The latest fake craze in Shanghai appears to Beats by Dr Dre earphones. The real thing of course is not cheap (US$179 or thereabouts) but if you like stylish-looking earpieces that thud bass into your cranium with the force of a fairly high Richter Scale reading, they’re the thing to get. Of course, Dr Dre should be outraged at this loss of revenue and blatant intellectual property infringement in China – and he probably is. But perhaps a little tricky to call the cops and complain when your mega-star rise from rapper to electronic goods designer all started with a hit song called “F**k tha Police.” Not a good way to introduce yourself to the boys in blue!
And, as always in this column, the buzzword of the moment? “The Foxconn Effect.” Everyone, it seems, is moaning about “the Foxconn Effect,” which is a phrase that I think, in all fairness, originated with Financial Times. As everyone worries about rising costs, the Foxconn wage rises in the wake of the 2010 suicides have allegedly rippled out across the manufacturing landscape, pushing wages up all around.
Finally, here’s a stat to ponder.

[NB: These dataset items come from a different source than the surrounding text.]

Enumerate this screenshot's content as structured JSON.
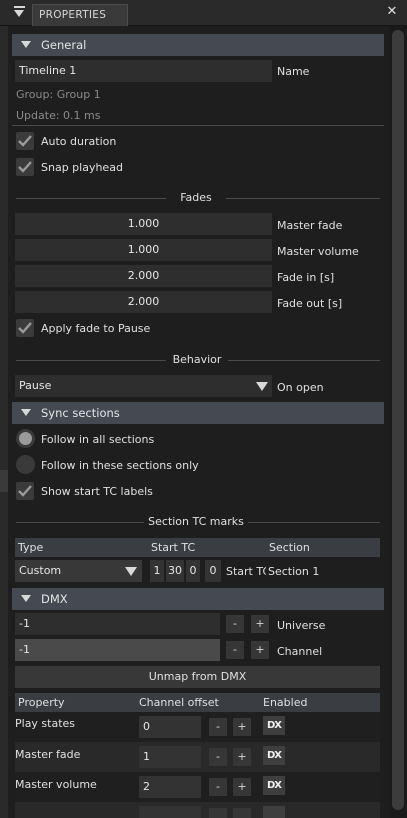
{
  "window": {
    "tab_label": "PROPERTIES",
    "close": "✕"
  },
  "general": {
    "header": "General",
    "name_value": "Timeline 1",
    "name_label": "Name",
    "group": "Group: Group 1",
    "update": "Update: 0.1 ms",
    "auto_duration": {
      "label": "Auto duration",
      "checked": true
    },
    "snap_playhead": {
      "label": "Snap playhead",
      "checked": true
    }
  },
  "fades": {
    "title": "Fades",
    "master_fade": {
      "value": "1.000",
      "label": "Master fade"
    },
    "master_volume": {
      "value": "1.000",
      "label": "Master volume"
    },
    "fade_in": {
      "value": "2.000",
      "label": "Fade in [s]"
    },
    "fade_out": {
      "value": "2.000",
      "label": "Fade out [s]"
    },
    "apply_fade_to_pause": {
      "label": "Apply fade to Pause",
      "checked": true
    }
  },
  "behavior": {
    "title": "Behavior",
    "on_open_value": "Pause",
    "on_open_label": "On open"
  },
  "sync_sections": {
    "header": "Sync sections",
    "follow_all": {
      "label": "Follow in all sections",
      "selected": true
    },
    "follow_these": {
      "label": "Follow in these sections only",
      "selected": false
    },
    "show_start_tc": {
      "label": "Show start TC labels",
      "checked": true
    }
  },
  "section_tc_marks": {
    "title": "Section TC marks",
    "columns": [
      "Type",
      "Start TC",
      "Section"
    ],
    "row": {
      "type": "Custom",
      "tc": [
        "1",
        "30",
        "0",
        "0"
      ],
      "start_tc_label": "Start TC",
      "section": "Section 1"
    }
  },
  "dmx": {
    "header": "DMX",
    "universe": {
      "value": "-1",
      "label": "Universe",
      "minus": "-",
      "plus": "+"
    },
    "channel": {
      "value": "-1",
      "label": "Channel",
      "minus": "-",
      "plus": "+"
    },
    "unmap_button": "Unmap from DMX",
    "table_columns": [
      "Property",
      "Channel offset",
      "Enabled"
    ],
    "rows": [
      {
        "property": "Play states",
        "offset": "0",
        "minus": "-",
        "plus": "+",
        "icon": "DX"
      },
      {
        "property": "Master fade",
        "offset": "1",
        "minus": "-",
        "plus": "+",
        "icon": "DX"
      },
      {
        "property": "Master volume",
        "offset": "2",
        "minus": "-",
        "plus": "+",
        "icon": "DX"
      }
    ]
  }
}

When does China become too expensive to bother to manufacture in? According to one Shanghai-based academic I spoke with recently, the magic number is RMB5.5 to US$1. That exchange rate, combined with the rising minimum wage rates across the country and other inflating expenses (rents, land, energy, etc) is when many factory owners will decide to shut up shop and go home. We’re not too far from RMB5.5-US$1 right now. Beijing think tank West Brothers Economic Research Institute thinks it will hit RMB5.7 by 2017, albeit on the increasingly large assumption of continued 7.5% growth. Better keep watching those exchange rate calculators.